The Beijing-based group, whose theories were once supported by Mao, was liquidated on June 30, after New Ager Guo Ping was appointed its Vice President.
by Liu Mengyao
Opposing Einstein and his relativity theory may look like a strange core business for a group banned as a xie jiao (“heterodox teaching”) or a “cult” in China. But in fact the Beijing Relativity Research Association (北京相对论研究联谊会) was, in its own way, a serious organization, with branches in 38 cities and provinces. It was banned on July 2, called a xie jiao by the CCP media, and all its provincial and local branches were raided by the police starting on June 30, with several members taken to local police stations.
Anti-relativity was an officially encouraged activity in Chairman Mao’s China, when Einstein’s theories were denounced as the epitome of “bourgeois science.” Mentioning that Lenin and Stalin-sponsored Soviet scientists had also been critical of Einstein, some CCP members such as Zhou Yuhua, a professor of mathematics in a junior high school in Hunan, lobbied the Chinese Academy of Science to ban relativity as opposed to Marxist dialectical materialism in the 1960s. They were initially ridiculed by the academic scientists, but gained the support of a circle close to Chairman Mao, including Mao’s son-in-law, Kong Linghua, and the Chairman’s former secretary and trusted adviser, Chen Boda. During the Cultural Revolution, mainline physicists were largely purged, and the anti-relativity movement was endorsed by the Red Guards. It was also seen as a weapon against Zhou Enlai, who was an admirer of Einstein and had tried to stop the movement.
The anti-Einstein activists came together in Beijing in the Criticizing Relativity Study Class (CRSC), and its Shanghai correspondent (and rival) Shanghai Science Criticism Group (SSCG). With the end of the Cultural Revolution, these organizations lost momentum, and in 1979 mainline academics were authorized to organize an event in Beijing to celebrate the 100th anniversary of Einstein’s birth. The rehabilitation of Einstein has continued into Xi Jinping’s era. For instance, in 2019 an Einstein exhibition was organized and widely publicized in Shanghai.
But it was not unopposed. As some pro-democracy activists in both China and Hong Kong hailed Einstein as a symbol of independent thinking and human rights, hardline Communist ideologists, including some in the “Maoist” minority who reject post-Mao reforms, revamped the old Marxist criticism of relativity.
In 2002, the Beijing Relativity Research Association was established by scientist Wu Shuiqing, who recruited some 1,000 members, including several belonging to the Chinese Academy of Sciences.
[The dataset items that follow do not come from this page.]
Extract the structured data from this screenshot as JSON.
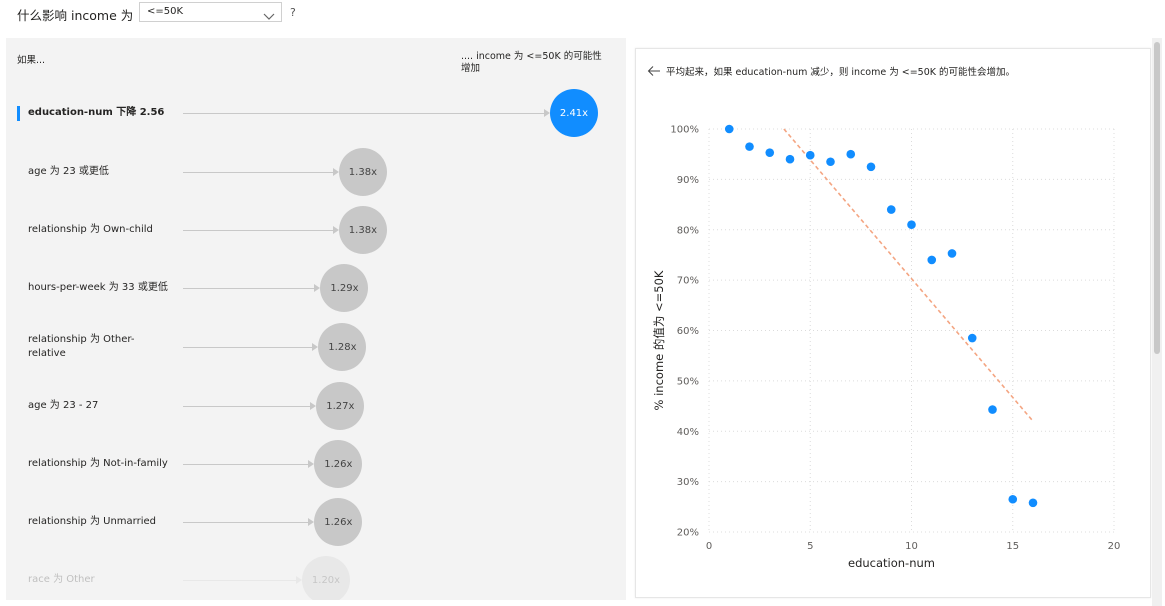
{
  "header": {
    "question_label": "什么影响 income 为",
    "dropdown_value": "<=50K",
    "help_label": "?"
  },
  "influencers": {
    "col_if": "如果...",
    "col_then": ".... income 为 <=50K 的可能性增加",
    "rows": [
      {
        "label": "education-num 下降 2.56",
        "value": "2.41x",
        "factor": 2.41,
        "active": true
      },
      {
        "label": "age 为 23 或更低",
        "value": "1.38x",
        "factor": 1.38,
        "active": false
      },
      {
        "label": "relationship 为 Own-child",
        "value": "1.38x",
        "factor": 1.38,
        "active": false
      },
      {
        "label": "hours-per-week 为 33 或更低",
        "value": "1.29x",
        "factor": 1.29,
        "active": false
      },
      {
        "label": "relationship 为 Other-relative",
        "value": "1.28x",
        "factor": 1.28,
        "active": false
      },
      {
        "label": "age 为 23 - 27",
        "value": "1.27x",
        "factor": 1.27,
        "active": false
      },
      {
        "label": "relationship 为 Not-in-family",
        "value": "1.26x",
        "factor": 1.26,
        "active": false
      },
      {
        "label": "relationship 为 Unmarried",
        "value": "1.26x",
        "factor": 1.26,
        "active": false
      },
      {
        "label": "race 为 Other",
        "value": "1.20x",
        "factor": 1.2,
        "active": false
      }
    ]
  },
  "detail": {
    "title": "平均起来，如果 education-num 减少，则 income 为 <=50K 的可能性会增加。"
  },
  "chart_data": {
    "type": "scatter",
    "xlabel": "education-num",
    "ylabel": "% income 的值为 <=50K",
    "xlim": [
      0,
      20
    ],
    "ylim": [
      20,
      100
    ],
    "xticks": [
      0,
      5,
      10,
      15,
      20
    ],
    "yticks": [
      20,
      30,
      40,
      50,
      60,
      70,
      80,
      90,
      100
    ],
    "ytick_labels": [
      "20%",
      "30%",
      "40%",
      "50%",
      "60%",
      "70%",
      "80%",
      "90%",
      "100%"
    ],
    "grid": true,
    "point_color": "#118dff",
    "trend_color": "#f4a582",
    "points": [
      {
        "x": 1,
        "y": 100
      },
      {
        "x": 2,
        "y": 96.5
      },
      {
        "x": 3,
        "y": 95.3
      },
      {
        "x": 4,
        "y": 94
      },
      {
        "x": 5,
        "y": 94.8
      },
      {
        "x": 6,
        "y": 93.5
      },
      {
        "x": 7,
        "y": 95
      },
      {
        "x": 8,
        "y": 92.5
      },
      {
        "x": 9,
        "y": 84
      },
      {
        "x": 10,
        "y": 81
      },
      {
        "x": 11,
        "y": 74
      },
      {
        "x": 12,
        "y": 75.3
      },
      {
        "x": 13,
        "y": 58.5
      },
      {
        "x": 14,
        "y": 44.3
      },
      {
        "x": 15,
        "y": 26.5
      },
      {
        "x": 16,
        "y": 25.8
      }
    ],
    "trendline": [
      {
        "x": 3.7,
        "y": 100
      },
      {
        "x": 16,
        "y": 42
      }
    ]
  }
}
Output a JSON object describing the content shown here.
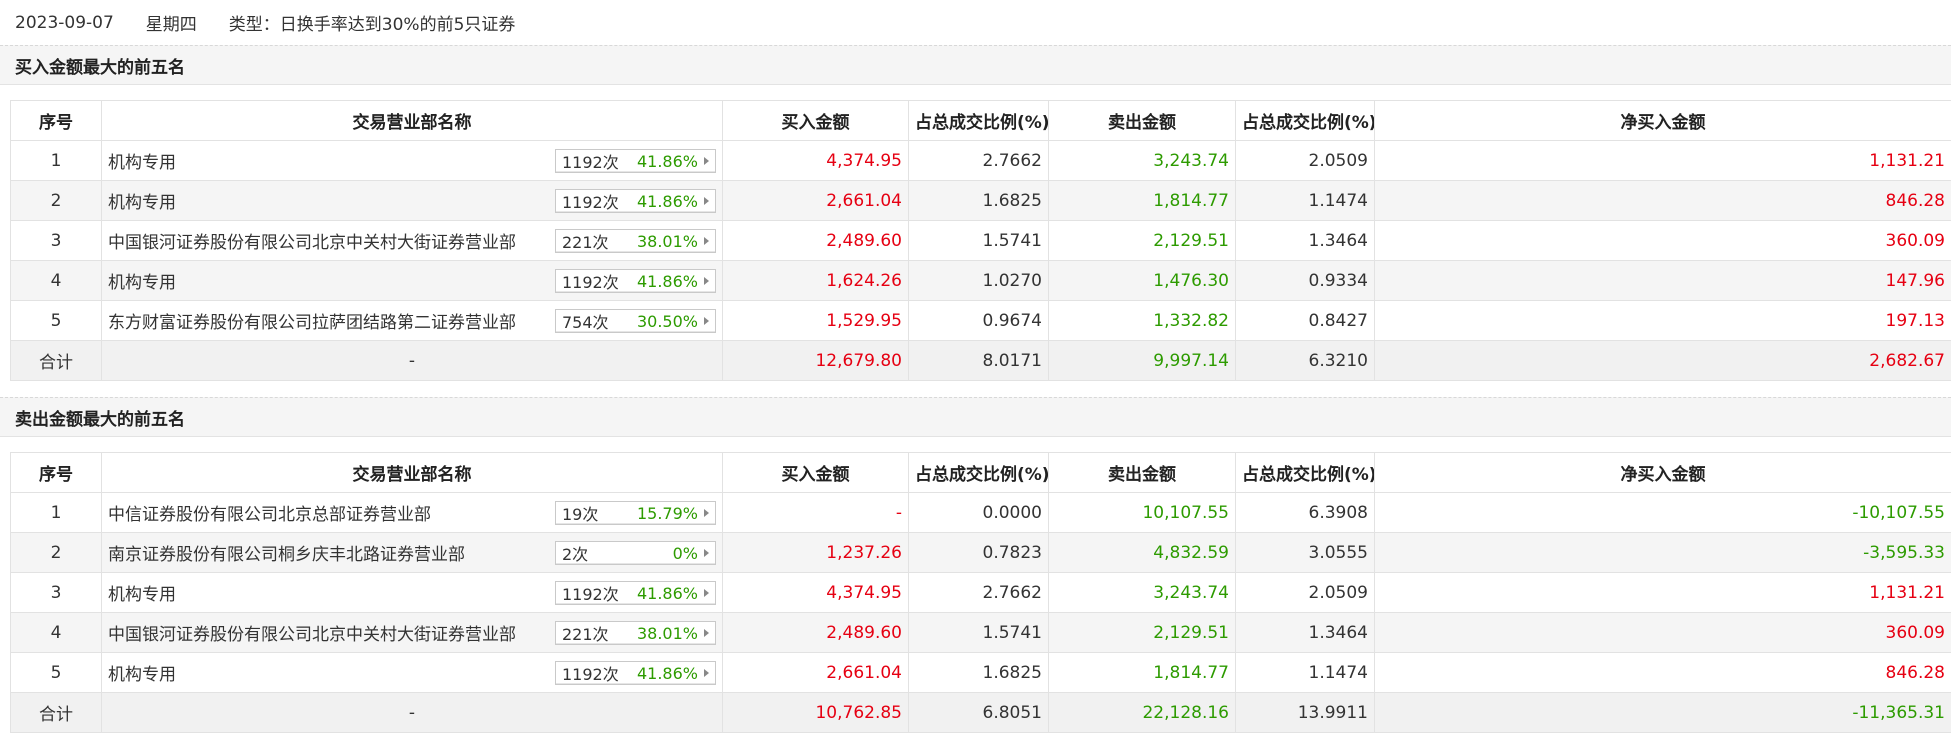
{
  "header": {
    "date": "2023-09-07",
    "weekday": "星期四",
    "type": "类型：日换手率达到30%的前5只证券"
  },
  "colors": {
    "positive": "#e60012",
    "negative": "#2d9b00"
  },
  "columns": [
    "序号",
    "交易营业部名称",
    "买入金额",
    "占总成交比例(%)",
    "卖出金额",
    "占总成交比例(%)",
    "净买入金额"
  ],
  "buy_section": {
    "title": "买入金额最大的前五名",
    "rows": [
      {
        "idx": "1",
        "name": "机构专用",
        "times": "1192次",
        "pct": "41.86%",
        "buy": "4,374.95",
        "buy_ratio": "2.7662",
        "sell": "3,243.74",
        "sell_ratio": "2.0509",
        "net": "1,131.21"
      },
      {
        "idx": "2",
        "name": "机构专用",
        "times": "1192次",
        "pct": "41.86%",
        "buy": "2,661.04",
        "buy_ratio": "1.6825",
        "sell": "1,814.77",
        "sell_ratio": "1.1474",
        "net": "846.28"
      },
      {
        "idx": "3",
        "name": "中国银河证券股份有限公司北京中关村大街证券营业部",
        "times": "221次",
        "pct": "38.01%",
        "buy": "2,489.60",
        "buy_ratio": "1.5741",
        "sell": "2,129.51",
        "sell_ratio": "1.3464",
        "net": "360.09"
      },
      {
        "idx": "4",
        "name": "机构专用",
        "times": "1192次",
        "pct": "41.86%",
        "buy": "1,624.26",
        "buy_ratio": "1.0270",
        "sell": "1,476.30",
        "sell_ratio": "0.9334",
        "net": "147.96"
      },
      {
        "idx": "5",
        "name": "东方财富证券股份有限公司拉萨团结路第二证券营业部",
        "times": "754次",
        "pct": "30.50%",
        "buy": "1,529.95",
        "buy_ratio": "0.9674",
        "sell": "1,332.82",
        "sell_ratio": "0.8427",
        "net": "197.13"
      }
    ],
    "total": {
      "label": "合计",
      "name": "-",
      "buy": "12,679.80",
      "buy_ratio": "8.0171",
      "sell": "9,997.14",
      "sell_ratio": "6.3210",
      "net": "2,682.67"
    }
  },
  "sell_section": {
    "title": "卖出金额最大的前五名",
    "rows": [
      {
        "idx": "1",
        "name": "中信证券股份有限公司北京总部证券营业部",
        "times": "19次",
        "pct": "15.79%",
        "buy": "-",
        "buy_ratio": "0.0000",
        "sell": "10,107.55",
        "sell_ratio": "6.3908",
        "net": "-10,107.55"
      },
      {
        "idx": "2",
        "name": "南京证券股份有限公司桐乡庆丰北路证券营业部",
        "times": "2次",
        "pct": "0%",
        "buy": "1,237.26",
        "buy_ratio": "0.7823",
        "sell": "4,832.59",
        "sell_ratio": "3.0555",
        "net": "-3,595.33"
      },
      {
        "idx": "3",
        "name": "机构专用",
        "times": "1192次",
        "pct": "41.86%",
        "buy": "4,374.95",
        "buy_ratio": "2.7662",
        "sell": "3,243.74",
        "sell_ratio": "2.0509",
        "net": "1,131.21"
      },
      {
        "idx": "4",
        "name": "中国银河证券股份有限公司北京中关村大街证券营业部",
        "times": "221次",
        "pct": "38.01%",
        "buy": "2,489.60",
        "buy_ratio": "1.5741",
        "sell": "2,129.51",
        "sell_ratio": "1.3464",
        "net": "360.09"
      },
      {
        "idx": "5",
        "name": "机构专用",
        "times": "1192次",
        "pct": "41.86%",
        "buy": "2,661.04",
        "buy_ratio": "1.6825",
        "sell": "1,814.77",
        "sell_ratio": "1.1474",
        "net": "846.28"
      }
    ],
    "total": {
      "label": "合计",
      "name": "-",
      "buy": "10,762.85",
      "buy_ratio": "6.8051",
      "sell": "22,128.16",
      "sell_ratio": "13.9911",
      "net": "-11,365.31"
    }
  }
}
Wu claimed that the association was the continuation or the revival of the Criticizing Relativity Study Class (CRSC), and that by opposing relativity it defended Mao’s interpretation of dialectical materialism.
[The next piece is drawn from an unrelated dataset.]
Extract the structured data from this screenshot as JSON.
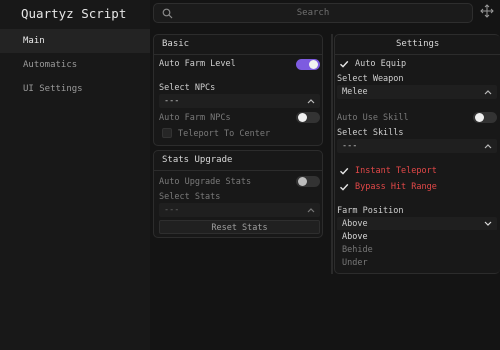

Under Xi Jinping, the CCP is increasingly impatient with independent organizations and with those who claim to be more loyal to Mao than present-day CCP leaders.
The incident leading to the ban of the Beijing Relativity Research Association was a controversy involving parapsychologist Guo Ping, the principal of Chunlin Education, a vocational college in Zhengzhou, Henan, a well-known New Age figure in China, and the vice-president of the Beijing Relativity Research Association. Guo was disciplined in April 2021 after she had published in the March issue of Pictorial Geography, which is not a scientific journal but a magazine published in Jilin and devoted to tourism, a report about the superpowers of a group of her students who, she claimed, had been able to use their “mind power and energy” to turn boiled fertilized eggs into live ones.
The reaction by the CCP was so harsh that both the Chunlin Education college and the magazine Pictorial Geography were closed.
Guo’s theory on eggs and chickens are not connected with the anti-relativity tradition, but the incident was used as a pretext for a crackdown that seems to have different motivations, including repression of “Maoist” dissent and the promotion of mainline science and liquidation of “pseudoscience.” Certainly, the theories of the Beijing Relativity Research Association would be regarded as not scientific outside China as well. However, they were once the Maoist orthodoxy, and the liquidation of former orthodoxy that has turned into heresy in China is carried out by the police rather than by academic criticism and debates.